In 2014 Asier made his debut as opera conductor with Armida by F. J. Haydn, and in 2015 he conducted the premiere of “Singularity”, the third opera of the English composer Michael Oliva. Asier has studied répétiteur with Maciej Pikulski. Due to his increasing interest about the voice, Asier has worked with many singers, such us Helena Orcoyen, Maria Ostroukhova, Eduardo Sandoval, among others. It should be pointed out that Asier worked with the English baritone and stage director Simon Butteriss, in his semi-stage production of Lieder eines fahrenden gesellen by Mahler and Brettl-Lieder by Schoenberg, at the Britten Theatre in London, meeting great success both from the public and critics.

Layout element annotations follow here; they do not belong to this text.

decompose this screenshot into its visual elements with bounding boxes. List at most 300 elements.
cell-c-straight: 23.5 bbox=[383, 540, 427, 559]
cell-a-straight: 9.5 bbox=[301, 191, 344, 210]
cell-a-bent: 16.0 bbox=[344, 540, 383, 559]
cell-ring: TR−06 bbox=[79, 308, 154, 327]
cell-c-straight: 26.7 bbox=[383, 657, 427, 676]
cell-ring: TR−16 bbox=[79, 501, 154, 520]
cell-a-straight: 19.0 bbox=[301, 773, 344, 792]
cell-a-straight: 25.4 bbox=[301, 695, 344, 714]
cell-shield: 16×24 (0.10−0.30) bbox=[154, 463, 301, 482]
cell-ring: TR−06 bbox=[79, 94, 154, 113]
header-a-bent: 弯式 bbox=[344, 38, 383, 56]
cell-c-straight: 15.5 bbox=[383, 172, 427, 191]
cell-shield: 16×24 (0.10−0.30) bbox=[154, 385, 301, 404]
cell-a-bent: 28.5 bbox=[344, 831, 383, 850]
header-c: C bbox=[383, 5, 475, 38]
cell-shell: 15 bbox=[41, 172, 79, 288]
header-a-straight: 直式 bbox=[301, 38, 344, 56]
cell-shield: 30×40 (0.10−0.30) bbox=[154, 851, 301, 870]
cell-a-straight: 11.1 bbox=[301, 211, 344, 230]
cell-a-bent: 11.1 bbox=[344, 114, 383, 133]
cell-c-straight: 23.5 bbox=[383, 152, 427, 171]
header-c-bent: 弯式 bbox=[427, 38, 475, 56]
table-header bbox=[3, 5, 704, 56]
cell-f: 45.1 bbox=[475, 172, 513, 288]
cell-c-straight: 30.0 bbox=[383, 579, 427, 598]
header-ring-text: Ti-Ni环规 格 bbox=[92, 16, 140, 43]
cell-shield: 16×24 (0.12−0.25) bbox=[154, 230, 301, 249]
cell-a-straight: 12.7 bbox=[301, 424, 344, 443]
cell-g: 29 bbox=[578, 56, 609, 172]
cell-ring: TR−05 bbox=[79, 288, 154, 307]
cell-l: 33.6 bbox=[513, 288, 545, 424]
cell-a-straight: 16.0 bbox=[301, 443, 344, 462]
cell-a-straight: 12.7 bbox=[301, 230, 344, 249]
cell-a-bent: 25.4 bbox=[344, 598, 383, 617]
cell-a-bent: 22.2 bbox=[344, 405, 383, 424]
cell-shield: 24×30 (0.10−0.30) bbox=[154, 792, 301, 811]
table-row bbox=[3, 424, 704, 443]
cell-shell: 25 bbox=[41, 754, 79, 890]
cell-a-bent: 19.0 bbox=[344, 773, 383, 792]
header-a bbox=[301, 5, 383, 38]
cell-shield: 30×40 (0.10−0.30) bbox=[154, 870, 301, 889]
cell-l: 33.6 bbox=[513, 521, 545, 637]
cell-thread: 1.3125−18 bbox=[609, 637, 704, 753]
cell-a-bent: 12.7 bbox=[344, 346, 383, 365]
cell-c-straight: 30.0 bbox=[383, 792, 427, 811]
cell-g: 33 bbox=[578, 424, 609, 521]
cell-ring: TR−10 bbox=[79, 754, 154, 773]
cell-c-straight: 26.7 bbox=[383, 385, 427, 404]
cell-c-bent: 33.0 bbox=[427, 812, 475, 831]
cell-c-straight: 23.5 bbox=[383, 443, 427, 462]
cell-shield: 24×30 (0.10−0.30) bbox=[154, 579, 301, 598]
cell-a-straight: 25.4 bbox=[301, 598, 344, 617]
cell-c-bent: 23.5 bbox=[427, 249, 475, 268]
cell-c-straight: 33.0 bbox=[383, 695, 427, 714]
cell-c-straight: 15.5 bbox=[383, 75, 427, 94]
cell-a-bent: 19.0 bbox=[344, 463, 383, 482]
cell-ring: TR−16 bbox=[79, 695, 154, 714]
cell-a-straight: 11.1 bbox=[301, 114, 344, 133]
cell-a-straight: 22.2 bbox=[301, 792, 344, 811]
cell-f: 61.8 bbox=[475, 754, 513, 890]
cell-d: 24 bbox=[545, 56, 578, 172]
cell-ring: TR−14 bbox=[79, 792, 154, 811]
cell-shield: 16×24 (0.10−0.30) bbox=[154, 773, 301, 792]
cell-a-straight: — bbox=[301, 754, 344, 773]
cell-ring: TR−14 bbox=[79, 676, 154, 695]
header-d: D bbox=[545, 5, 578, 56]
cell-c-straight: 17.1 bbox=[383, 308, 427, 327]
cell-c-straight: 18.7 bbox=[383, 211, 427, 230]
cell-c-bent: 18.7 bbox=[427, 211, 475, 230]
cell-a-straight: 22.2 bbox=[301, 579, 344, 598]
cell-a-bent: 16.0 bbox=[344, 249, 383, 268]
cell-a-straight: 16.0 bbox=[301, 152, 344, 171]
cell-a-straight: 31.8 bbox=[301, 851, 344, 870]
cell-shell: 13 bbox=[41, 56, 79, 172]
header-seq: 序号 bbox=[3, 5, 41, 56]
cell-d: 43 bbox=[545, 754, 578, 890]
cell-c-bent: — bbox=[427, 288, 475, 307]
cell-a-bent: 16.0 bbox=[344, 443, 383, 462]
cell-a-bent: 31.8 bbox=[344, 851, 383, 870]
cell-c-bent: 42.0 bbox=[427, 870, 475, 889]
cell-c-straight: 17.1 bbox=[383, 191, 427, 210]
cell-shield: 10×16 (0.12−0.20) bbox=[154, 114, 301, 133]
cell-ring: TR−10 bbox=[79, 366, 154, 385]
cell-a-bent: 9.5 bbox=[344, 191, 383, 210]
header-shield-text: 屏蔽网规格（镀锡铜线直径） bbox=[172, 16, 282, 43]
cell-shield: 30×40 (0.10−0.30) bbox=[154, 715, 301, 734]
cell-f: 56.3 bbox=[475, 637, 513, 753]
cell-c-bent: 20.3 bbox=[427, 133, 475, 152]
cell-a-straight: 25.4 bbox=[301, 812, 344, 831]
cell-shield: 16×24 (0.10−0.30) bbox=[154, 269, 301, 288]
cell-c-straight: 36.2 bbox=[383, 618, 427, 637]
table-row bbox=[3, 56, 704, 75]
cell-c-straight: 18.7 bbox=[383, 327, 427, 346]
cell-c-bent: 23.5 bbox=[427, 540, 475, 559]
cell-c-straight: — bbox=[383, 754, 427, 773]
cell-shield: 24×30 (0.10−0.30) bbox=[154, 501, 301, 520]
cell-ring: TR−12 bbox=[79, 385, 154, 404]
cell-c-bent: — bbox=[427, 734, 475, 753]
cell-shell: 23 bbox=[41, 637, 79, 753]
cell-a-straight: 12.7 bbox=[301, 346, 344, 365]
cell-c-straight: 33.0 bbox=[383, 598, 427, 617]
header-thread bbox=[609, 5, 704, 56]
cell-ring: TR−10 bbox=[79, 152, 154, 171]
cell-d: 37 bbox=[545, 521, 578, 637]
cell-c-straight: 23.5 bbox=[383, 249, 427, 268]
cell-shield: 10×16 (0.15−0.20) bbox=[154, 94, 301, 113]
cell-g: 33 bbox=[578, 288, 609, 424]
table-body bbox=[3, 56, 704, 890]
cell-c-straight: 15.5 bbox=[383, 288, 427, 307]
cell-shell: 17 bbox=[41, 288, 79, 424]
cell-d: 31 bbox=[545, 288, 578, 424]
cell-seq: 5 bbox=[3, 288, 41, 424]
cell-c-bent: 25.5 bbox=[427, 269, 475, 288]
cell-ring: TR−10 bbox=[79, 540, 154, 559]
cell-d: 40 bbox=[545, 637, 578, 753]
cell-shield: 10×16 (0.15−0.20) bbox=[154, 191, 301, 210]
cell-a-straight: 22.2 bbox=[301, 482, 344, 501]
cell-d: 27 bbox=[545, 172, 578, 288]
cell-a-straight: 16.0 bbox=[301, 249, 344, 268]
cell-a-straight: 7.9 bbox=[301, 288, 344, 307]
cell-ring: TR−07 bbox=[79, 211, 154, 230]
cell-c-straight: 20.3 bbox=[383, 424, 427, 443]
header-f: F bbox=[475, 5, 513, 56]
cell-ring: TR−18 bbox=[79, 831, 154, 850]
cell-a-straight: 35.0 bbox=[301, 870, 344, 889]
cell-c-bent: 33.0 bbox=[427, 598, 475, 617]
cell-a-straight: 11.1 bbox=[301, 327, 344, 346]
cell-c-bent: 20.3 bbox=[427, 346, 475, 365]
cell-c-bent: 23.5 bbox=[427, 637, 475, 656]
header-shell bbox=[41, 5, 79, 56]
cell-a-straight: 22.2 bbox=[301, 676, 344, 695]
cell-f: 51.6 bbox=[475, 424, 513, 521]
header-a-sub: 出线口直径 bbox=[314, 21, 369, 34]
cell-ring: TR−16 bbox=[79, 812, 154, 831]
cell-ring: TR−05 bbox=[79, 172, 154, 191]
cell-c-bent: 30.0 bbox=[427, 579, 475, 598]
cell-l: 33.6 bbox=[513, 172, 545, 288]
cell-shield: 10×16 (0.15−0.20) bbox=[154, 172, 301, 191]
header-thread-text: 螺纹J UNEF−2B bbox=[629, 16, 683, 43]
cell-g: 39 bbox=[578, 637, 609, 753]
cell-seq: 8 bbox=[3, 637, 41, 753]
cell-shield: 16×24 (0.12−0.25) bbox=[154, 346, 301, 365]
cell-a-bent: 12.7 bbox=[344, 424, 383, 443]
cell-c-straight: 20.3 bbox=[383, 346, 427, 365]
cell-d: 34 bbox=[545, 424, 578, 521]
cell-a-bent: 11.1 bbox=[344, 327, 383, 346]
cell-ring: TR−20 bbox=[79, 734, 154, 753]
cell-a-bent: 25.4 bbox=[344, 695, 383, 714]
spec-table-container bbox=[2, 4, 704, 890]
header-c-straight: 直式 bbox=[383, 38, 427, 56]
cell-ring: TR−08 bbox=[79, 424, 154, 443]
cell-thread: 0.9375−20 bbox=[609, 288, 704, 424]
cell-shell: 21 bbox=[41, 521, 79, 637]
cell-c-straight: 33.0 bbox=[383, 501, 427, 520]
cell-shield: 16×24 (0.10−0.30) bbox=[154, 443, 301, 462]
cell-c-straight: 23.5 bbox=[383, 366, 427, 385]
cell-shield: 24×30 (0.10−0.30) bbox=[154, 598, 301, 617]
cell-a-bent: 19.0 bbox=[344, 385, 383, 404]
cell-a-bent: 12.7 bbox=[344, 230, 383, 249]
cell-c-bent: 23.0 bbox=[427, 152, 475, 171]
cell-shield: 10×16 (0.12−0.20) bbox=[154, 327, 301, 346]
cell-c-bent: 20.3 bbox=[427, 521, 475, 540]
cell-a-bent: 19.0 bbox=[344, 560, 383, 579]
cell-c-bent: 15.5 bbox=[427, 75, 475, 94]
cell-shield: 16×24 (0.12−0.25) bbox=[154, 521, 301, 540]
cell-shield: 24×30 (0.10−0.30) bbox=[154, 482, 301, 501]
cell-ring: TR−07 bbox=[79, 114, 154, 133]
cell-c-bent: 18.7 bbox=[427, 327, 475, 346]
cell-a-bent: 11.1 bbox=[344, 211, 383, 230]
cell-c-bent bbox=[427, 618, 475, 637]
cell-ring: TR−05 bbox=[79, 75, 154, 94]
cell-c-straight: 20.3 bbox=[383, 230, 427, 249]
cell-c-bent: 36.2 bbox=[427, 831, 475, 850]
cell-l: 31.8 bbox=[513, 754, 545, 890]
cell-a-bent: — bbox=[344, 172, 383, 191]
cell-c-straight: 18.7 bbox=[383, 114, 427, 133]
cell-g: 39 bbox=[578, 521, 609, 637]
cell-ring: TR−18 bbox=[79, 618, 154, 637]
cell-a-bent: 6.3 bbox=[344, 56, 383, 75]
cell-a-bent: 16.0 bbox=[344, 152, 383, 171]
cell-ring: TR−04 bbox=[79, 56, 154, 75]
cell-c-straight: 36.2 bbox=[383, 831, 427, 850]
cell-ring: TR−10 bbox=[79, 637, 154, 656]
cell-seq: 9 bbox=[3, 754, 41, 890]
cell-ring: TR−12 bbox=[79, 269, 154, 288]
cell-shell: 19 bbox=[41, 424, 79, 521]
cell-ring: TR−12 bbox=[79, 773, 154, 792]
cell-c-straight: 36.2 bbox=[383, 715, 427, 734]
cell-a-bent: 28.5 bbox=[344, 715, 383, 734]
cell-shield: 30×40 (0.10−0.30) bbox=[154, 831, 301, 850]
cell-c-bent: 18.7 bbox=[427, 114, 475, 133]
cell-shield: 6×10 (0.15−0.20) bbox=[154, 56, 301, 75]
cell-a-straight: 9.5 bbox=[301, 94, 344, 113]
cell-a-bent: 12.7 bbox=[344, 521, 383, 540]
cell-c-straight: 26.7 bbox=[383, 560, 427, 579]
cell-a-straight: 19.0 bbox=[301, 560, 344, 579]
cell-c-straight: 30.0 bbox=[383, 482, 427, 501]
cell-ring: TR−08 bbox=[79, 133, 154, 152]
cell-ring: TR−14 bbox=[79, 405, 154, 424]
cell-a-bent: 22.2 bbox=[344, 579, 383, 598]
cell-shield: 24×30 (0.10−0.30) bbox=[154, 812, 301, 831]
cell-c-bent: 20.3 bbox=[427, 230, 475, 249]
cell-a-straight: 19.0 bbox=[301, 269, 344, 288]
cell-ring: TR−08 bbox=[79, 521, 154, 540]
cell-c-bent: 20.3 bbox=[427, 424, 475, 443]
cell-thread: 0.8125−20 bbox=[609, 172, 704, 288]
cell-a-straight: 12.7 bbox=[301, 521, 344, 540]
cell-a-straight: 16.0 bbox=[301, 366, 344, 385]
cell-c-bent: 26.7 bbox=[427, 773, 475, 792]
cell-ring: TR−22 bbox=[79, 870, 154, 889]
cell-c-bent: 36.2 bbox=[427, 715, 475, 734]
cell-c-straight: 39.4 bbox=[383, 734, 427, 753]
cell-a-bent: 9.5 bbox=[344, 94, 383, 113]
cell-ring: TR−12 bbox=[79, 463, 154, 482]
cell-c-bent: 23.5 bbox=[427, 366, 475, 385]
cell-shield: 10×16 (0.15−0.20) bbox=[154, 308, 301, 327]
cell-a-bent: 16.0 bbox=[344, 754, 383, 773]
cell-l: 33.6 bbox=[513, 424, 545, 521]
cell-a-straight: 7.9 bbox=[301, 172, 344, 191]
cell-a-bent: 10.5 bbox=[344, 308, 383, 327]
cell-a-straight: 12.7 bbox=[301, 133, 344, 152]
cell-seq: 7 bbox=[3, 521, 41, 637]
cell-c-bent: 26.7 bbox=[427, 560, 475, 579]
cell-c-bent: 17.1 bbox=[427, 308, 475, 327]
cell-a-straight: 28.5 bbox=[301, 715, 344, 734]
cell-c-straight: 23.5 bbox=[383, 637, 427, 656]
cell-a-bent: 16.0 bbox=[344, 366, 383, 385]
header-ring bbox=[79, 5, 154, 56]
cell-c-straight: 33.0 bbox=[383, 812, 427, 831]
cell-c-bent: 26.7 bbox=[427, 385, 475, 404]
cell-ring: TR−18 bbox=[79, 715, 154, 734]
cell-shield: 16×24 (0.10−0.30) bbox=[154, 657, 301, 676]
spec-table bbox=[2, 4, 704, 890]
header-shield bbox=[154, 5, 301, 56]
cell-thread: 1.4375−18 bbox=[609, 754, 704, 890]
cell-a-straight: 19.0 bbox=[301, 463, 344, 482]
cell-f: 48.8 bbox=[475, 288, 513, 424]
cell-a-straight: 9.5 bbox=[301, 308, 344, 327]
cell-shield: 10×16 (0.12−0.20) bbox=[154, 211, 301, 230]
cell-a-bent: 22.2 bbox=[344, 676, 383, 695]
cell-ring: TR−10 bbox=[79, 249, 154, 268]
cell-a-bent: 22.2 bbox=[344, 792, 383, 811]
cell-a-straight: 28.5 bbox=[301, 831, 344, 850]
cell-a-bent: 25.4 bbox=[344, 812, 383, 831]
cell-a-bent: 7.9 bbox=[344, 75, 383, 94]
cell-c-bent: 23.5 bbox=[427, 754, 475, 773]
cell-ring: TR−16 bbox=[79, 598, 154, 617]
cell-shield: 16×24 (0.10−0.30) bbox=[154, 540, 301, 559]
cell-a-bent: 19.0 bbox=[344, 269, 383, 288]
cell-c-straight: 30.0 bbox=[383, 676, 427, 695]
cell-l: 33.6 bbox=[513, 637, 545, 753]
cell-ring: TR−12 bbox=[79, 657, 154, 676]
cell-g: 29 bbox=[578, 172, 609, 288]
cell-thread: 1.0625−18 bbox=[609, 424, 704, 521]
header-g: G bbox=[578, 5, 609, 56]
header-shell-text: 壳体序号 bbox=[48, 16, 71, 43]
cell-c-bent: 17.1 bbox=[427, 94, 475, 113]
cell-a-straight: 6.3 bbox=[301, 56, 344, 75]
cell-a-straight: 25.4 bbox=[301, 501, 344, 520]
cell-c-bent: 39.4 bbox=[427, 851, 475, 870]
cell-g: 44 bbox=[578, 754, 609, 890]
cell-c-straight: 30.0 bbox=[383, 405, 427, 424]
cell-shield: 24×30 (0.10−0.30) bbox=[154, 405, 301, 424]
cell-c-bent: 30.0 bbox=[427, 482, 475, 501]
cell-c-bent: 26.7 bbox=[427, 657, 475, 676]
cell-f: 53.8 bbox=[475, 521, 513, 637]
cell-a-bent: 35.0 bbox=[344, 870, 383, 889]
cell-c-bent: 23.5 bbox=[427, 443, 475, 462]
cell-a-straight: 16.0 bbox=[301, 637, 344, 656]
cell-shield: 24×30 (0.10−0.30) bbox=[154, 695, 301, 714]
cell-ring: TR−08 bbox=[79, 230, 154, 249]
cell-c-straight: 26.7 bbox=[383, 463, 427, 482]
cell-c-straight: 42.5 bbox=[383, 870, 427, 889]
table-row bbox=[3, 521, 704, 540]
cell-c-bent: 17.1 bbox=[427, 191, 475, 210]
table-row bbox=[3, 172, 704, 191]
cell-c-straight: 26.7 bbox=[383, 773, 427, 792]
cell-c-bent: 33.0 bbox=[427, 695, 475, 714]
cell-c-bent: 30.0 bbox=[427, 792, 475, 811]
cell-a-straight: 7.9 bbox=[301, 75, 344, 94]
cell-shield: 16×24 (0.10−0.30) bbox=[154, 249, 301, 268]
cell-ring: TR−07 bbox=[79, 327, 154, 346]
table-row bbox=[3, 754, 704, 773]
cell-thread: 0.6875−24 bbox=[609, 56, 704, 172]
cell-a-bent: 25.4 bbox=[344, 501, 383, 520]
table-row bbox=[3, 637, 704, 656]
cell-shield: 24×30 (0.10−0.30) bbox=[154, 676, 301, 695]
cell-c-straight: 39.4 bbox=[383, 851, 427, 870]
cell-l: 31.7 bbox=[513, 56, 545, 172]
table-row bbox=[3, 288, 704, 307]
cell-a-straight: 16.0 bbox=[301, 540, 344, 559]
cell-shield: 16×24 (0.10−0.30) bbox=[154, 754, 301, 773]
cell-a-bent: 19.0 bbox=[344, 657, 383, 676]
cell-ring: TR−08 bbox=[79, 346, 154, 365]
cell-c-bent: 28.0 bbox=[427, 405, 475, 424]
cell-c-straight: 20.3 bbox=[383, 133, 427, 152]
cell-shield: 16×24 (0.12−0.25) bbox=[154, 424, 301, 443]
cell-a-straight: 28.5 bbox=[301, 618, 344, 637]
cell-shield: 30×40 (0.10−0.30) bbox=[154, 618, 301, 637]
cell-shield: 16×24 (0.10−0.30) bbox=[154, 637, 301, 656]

Asier Puga has been assistant conductor of Robert Treviño and the Malmö Symphony Orchestra (Sweden) during their Beethoven Festival in 2019, in which the complete symphonies by Beethoven were performed and recorded. Further, Asier has been assistant conductor of the fourth production of Ópera de Oviedo during their 2019-20 season, with Will Humburg and Guy Joosten as music and stage director respectively.
Besides, Asier Puga has been assistant conductor of Peter Stark, Andrew Gourlay, John Wilson, Johannes Harneit, Michael Rosewell and Martin André, among others.
Asier was selected as one of the three conductors accepted to take part at the prestigious London Sinfonietta Academy 2016, where he received masterclasses from the renowned conductor Diego Masson and the memebers of the London Sinfonietta.
Asier Puga has studied composition with Ramon Lazkano and Gabriel Erkoreka, attending masterclasses of composers such as Steve Reich, Felix Ibarrondo, Johannes Maria Staud, Elena Mendoza and Jesús Torres.
At the invitation of the University of Burgos, in 2017 and 2018 Asier has directed a conducting course for apprentices, within the Summer Courses University of Burgos.
Due to his great interest about contemporary music, Asier has conducted the premier of 50 works as much in Spain as England, and he has worked with renewed composers such us Núria Giménez-Comas, Iñaki Estrada, Nuria Núñez, José Luis Campana, Mikel Urquiza, Lisa Illean, Benjamin Oliver o Cheryl Frances-Hoad, among others. Asier has written several articles about music and contemporary art for different magazines. Currently, he writes regularly for Sonograma Magazine, a Catalan magazine about musical thought, where he has a section titled New Geometries.
Tonight he unobtrusively led flute, oboe, cello, violin, viola, viocello and piano from a piece, Quintet, composed in the final quarter of the previous century, through to the Divertimento of 2019 into the Enigma that is 2020.
Composers, conductor and players deserved the ovation given at the end, and the audience filed out, guided by stewards, hoping and thinking that this might just be a new beginning.